We should pressure the government to prosecute the culprits in the pork barrel scam and that all guilty, whether friend or foe of the Aquino administration, must be meted the maximum punishment. We should pressure Aquino to abolish the pork barrel system, which is the biggest source of corruption in the government. We should pressure Aquino to make good on his promise of reform. We should never let go, never allow this biggest thievery in our country’s history to go the way of all other scandals in the past.
Let us listen to former Chief Justice Reynato Puno when he called for the abolition of this evil called pork. He said: “The fight against evil requires that we not only start the fight but we finish the fight. The fight against evil demands a period. The fight cannot be postponed by a comma, cannot be suspended by a ceasefire. Evil deserves but one end—defeat.”
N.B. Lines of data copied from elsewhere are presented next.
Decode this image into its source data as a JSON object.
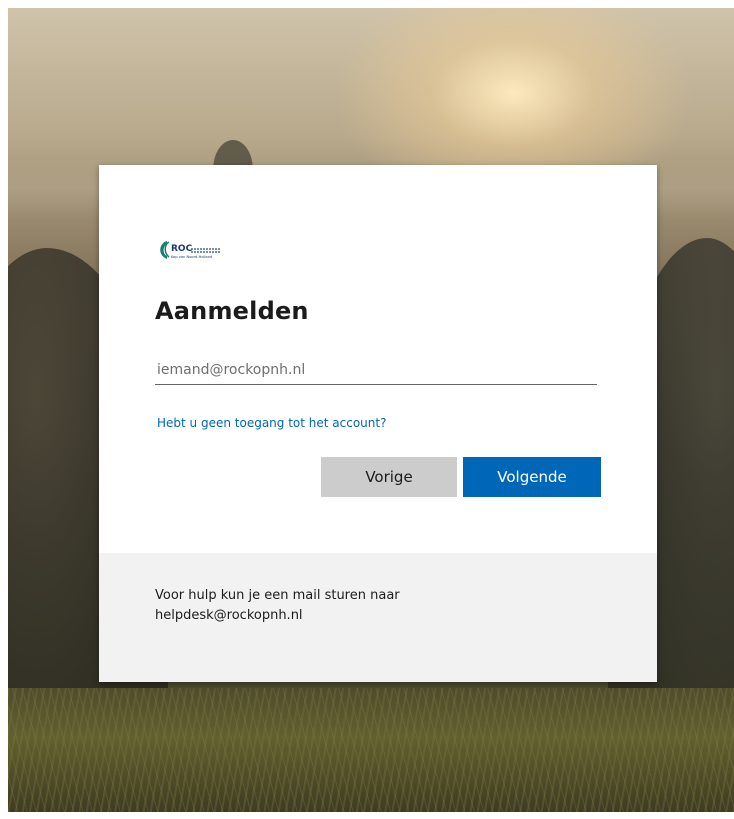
{
  "brand": {
    "logo_text": "ROC",
    "logo_subtext": "Kop van Noord-Holland",
    "accent": "#0067b8",
    "logo_color": "#1a7f6e"
  },
  "signin": {
    "title": "Aanmelden",
    "email_placeholder": "iemand@rockopnh.nl",
    "email_value": "",
    "no_access_link": "Hebt u geen toegang tot het account?",
    "back_button": "Vorige",
    "next_button": "Volgende"
  },
  "footer": {
    "help_line1": "Voor hulp kun je een mail sturen naar",
    "help_line2": "helpdesk@rockopnh.nl"
  }
}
The homeless man and the store manager are reaping the rewards for their good deeds. Americans who were inspired by the homeless man’s selfless act have put up a fund for the man that has now raised more than $100,000 and growing. People touched by the young store manager’s generous act have offered him jobs and educational assistance. Foot traffic to the Dairy Queen store he manages has doubled since and the food chain owner, billionaire Warren Buffet, has personally called to commend him.
In contrast, the greedy and shameless businessmen, politicians and bureaucrats who are responsible for the biggest theft on earth should be meted the maximum possible punishment, and their wealth garnished and channeled to projects for the people.
Good deeds don’t come unnoticed; bad deeds shouldn’t go unpunished.